As I was looking over the program today, I was trying to figure out what ties together the four presenters in this next session. The one thing that really sets them apart from the rest of the program is that they're all going to be talking about ways of providing systematic and rational approaches to improve forensic practice, method harmonization, and education and training standards in forensic science. All of them are going to bear something about how we can do better in every laboratory, in every research and development environment, and in every application of training and education down the road.

Streamlined Processing of Sexual Assault Kits: Progress and Early Applications
Jack Ballantyne
Biography

DR. SELAVKA: So without further ado, I'd like to give you our first presenter. Dr. Jack Ballantyne is an associate professor in the Department of Chemistry at the University of Central Florida (UCF). He's also the associate director of the National Center for Forensic Science (NCFS), a Forensic Resource Network partner at UCF.

Most important, I think we can honestly sum up his career so far as: This is a person who has demonstrated excellence as a practitioner, researcher, educator, and leader in forensic science. I give you Dr. Jack Ballantyne. Ballantyne: Slide 1

DR. BALLANTYNE: I'm here today as a representative of the National Center for Forensic Science, and I think that a word for my sponsor is in order. NCFS's vision is to provide proactive and innovative solutions to meet the challenges facing the investigative, forensic science, and criminal justice communities. It does this by providing research, education, training, and tools and technologies in three areas: biological evidence, physical evidence, and digital evidence. Since I know nothing about digital evidence or physical evidence, I will then be talking about biological evidence. Ballantyne: Slide 2

Our mission at NCFS is to assist the national and international forensic community by doing various things: conducting research, validating methods, providing operational support, and providing rigorous educational programs. Ballantyne: Slide 3

There are many things to think about when it comes to forensic biology. We obviously want quicker, cheaper, and smaller approaches to forensic biology. But typically, that's not the approach we've taken at NCFS. We normally have been trying to improve the ability to make methods better or to look for methods that will enhance our current capability. We haven't really concentrated on trying to make the current methods quicker, cheaper, and smaller. Ballantyne: Slide 4

Now, in terms of what I'm going to talk about today, a potential method for a speedy rape kit would go into the realm of trying to make things quicker and more efficient. We have several projects, and the projects are listed here: Y-chromosome markers, assessment and repair of damaged DNA templates, and so on. Ballantyne: Slide 5

I'm going to be referring to Y-chromosome markers and Y profiling because I'm going to leverage this to the problem at hand. Here's the problem: The current backlog of unexamined rape kits is estimated to be a very large number, and it's a significant public health issue. Women are being raped, and much of that evidence is either not examined or not examined in a timely manner; therefore, many rapists, who may otherwise be identified, are able to perpetrate additional crimes. Ballantyne: Slide 6

In order to reduce or eliminate that backlog, a number of different approaches could be taken, one of which is development of quicker and cheaper assays. Perhaps we can do something in the lab, but there are some other things that have to be done too, including applying more innovative case-management techniques and increasing the hiring and training of suitably qualified personnel. I'm only going to talk about the assay side.

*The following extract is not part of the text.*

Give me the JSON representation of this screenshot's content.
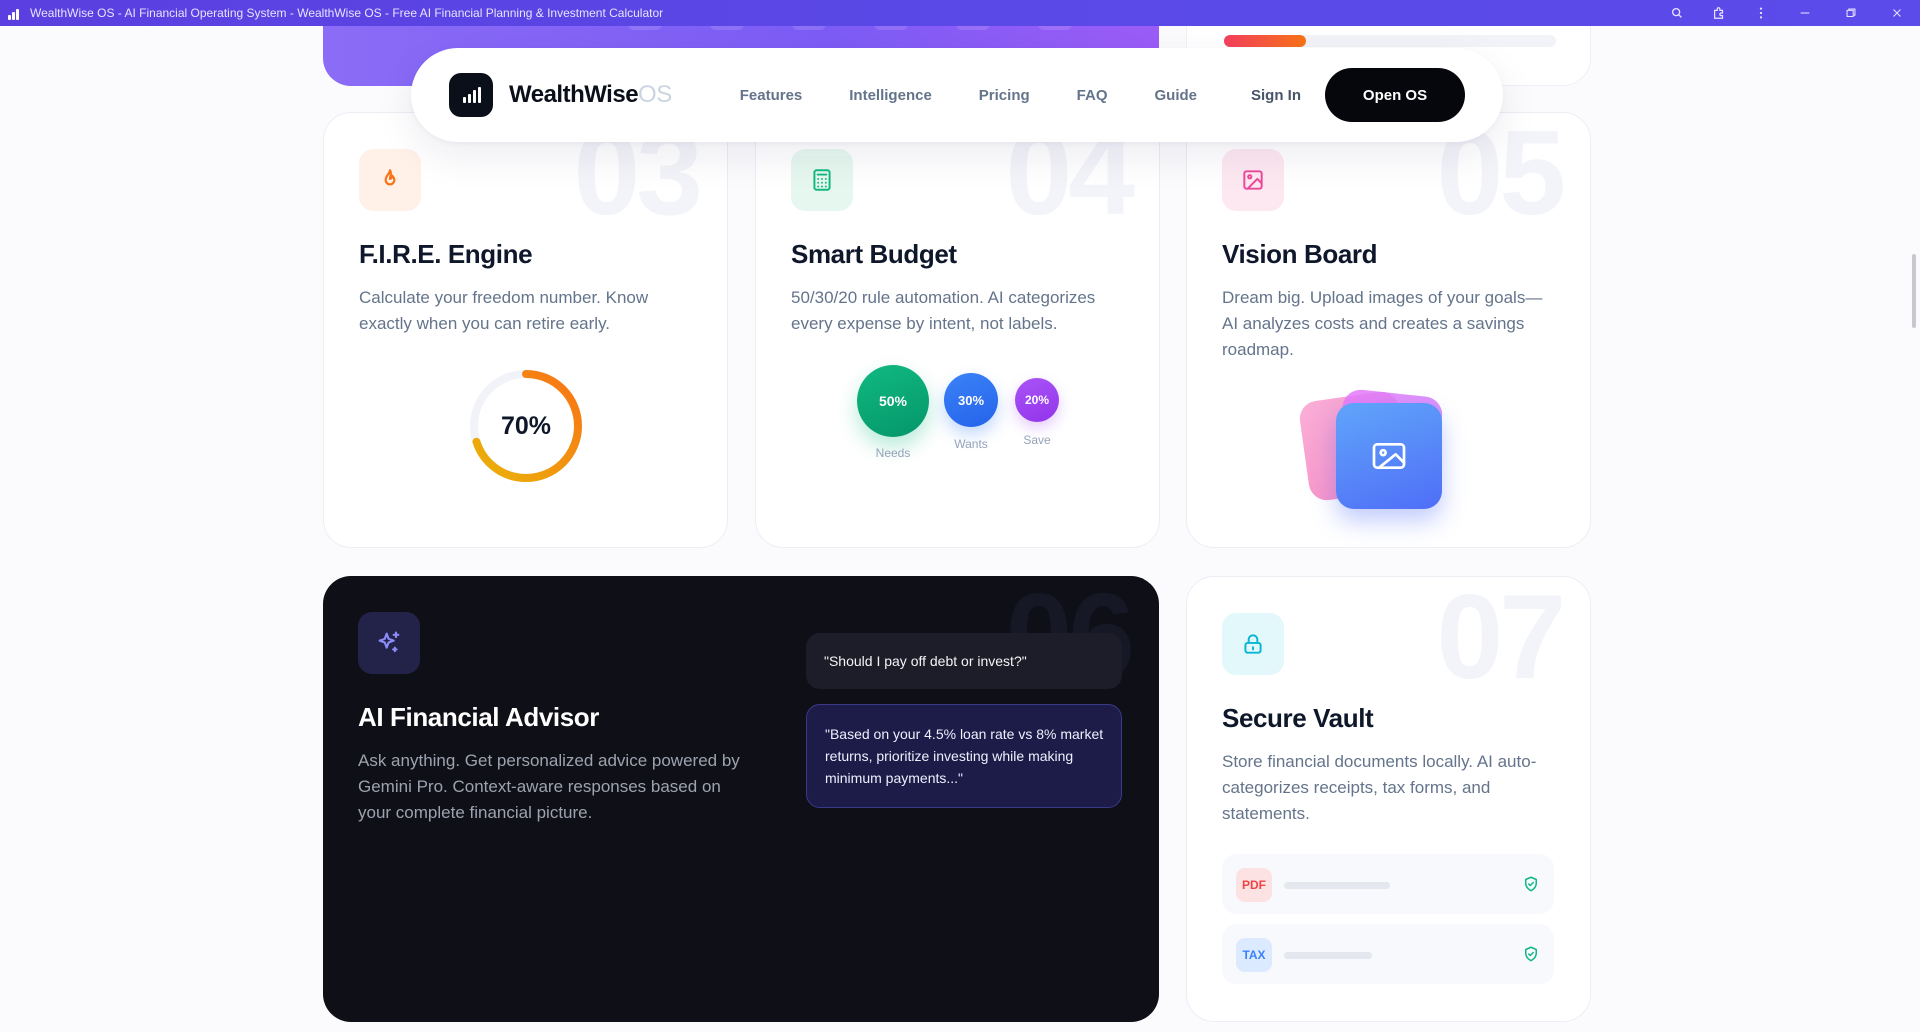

Screening of rape kit evidence typically requires evaluation of intimate swabs for the presence of seminal fluid. Labs that test for the presence of sperm use labor-intensive, time-consuming microscopic methods. Particularly, swabs that are negative for the presence of sperm require a disproportionate amount of the examiner's time to process. Ballantyne: Slide 7

So how many people in this room still manage, supervise, or screen rape kit evidence for the presence of spermatozoa on microscope slides? How many people do this? (A show of hands.) How many people would like to have a fast method to do that? (A show of hands.) This whole concept hasn't been funded yet, but we're about to do the work.

Alternative approaches to using microscopic methods include use of ELISA (enzyme-linked immunosorbent assay), ABA cards, and so on. But such nonsperm methods do not provide reliable estimates of the amount of DNA available for analysis, and false positives, which are the biggest problem, can occur.

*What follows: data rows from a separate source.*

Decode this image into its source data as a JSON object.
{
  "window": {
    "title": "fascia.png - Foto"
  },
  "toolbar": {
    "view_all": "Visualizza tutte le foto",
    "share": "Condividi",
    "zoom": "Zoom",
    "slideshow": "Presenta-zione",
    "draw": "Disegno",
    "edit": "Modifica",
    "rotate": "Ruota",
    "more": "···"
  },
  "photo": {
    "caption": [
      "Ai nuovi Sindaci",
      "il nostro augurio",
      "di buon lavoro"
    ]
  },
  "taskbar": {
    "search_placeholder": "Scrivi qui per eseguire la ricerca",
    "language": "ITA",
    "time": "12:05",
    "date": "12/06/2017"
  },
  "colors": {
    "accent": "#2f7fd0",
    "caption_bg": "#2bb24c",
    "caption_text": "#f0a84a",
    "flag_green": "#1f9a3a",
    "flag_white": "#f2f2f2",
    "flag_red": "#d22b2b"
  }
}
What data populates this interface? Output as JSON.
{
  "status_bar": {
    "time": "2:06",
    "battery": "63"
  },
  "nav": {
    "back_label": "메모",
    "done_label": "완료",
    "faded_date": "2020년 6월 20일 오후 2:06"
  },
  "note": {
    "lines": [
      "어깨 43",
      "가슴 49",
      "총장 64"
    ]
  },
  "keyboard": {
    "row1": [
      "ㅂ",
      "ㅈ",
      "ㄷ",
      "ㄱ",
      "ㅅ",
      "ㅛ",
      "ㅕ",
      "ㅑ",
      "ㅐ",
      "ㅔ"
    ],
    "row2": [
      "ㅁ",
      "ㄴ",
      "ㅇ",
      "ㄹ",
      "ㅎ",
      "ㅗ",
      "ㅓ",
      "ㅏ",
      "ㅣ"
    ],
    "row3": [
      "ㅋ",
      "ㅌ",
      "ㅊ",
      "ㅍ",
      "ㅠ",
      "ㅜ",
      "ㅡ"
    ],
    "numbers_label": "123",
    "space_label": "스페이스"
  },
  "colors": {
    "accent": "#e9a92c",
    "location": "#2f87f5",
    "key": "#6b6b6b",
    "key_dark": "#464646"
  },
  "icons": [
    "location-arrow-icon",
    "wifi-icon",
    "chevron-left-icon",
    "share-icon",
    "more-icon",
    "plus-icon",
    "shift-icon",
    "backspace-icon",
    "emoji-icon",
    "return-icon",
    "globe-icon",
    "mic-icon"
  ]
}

So my office has decided to develop a rape kit screening method that permits the rapid screening of vaginal, oral, and anal swabs for the presence or absence of male DNA. The concept is to simultaneously positively identify all body fluids present on the swabs and, if present, provide a male haplotype profile of the male donor at the same time. This process should take less than an average workday—6 hours, in theory—and will provide a screening method that allows a decision to be made as to whether to further process the samples for routine autosomal STR (short tandem repeat) profiling, because it's no secret that we'll be using Y–STRs in this approach. Ballantyne: Slide 8

So the aims were a rapid screening of swabs for the presence or absence of male DNA, positively identifying all body fluids, and providing a male haplotype profile of the male donor or, alternatively, indicating the presence of male DNA. They are the two approaches. The process should take less than 6 hours and identify a subset of swabs for routine processing. Ballantyne: Slide 9

We have been developing a number of Y–STR markers for a period of time now, and not all Y–STRs are equal. Because of the close homology between the X and Y chromosome, many Y–STRs will cross-react with female DNA under extreme conditions, where you have very, very large quantities of female DNA.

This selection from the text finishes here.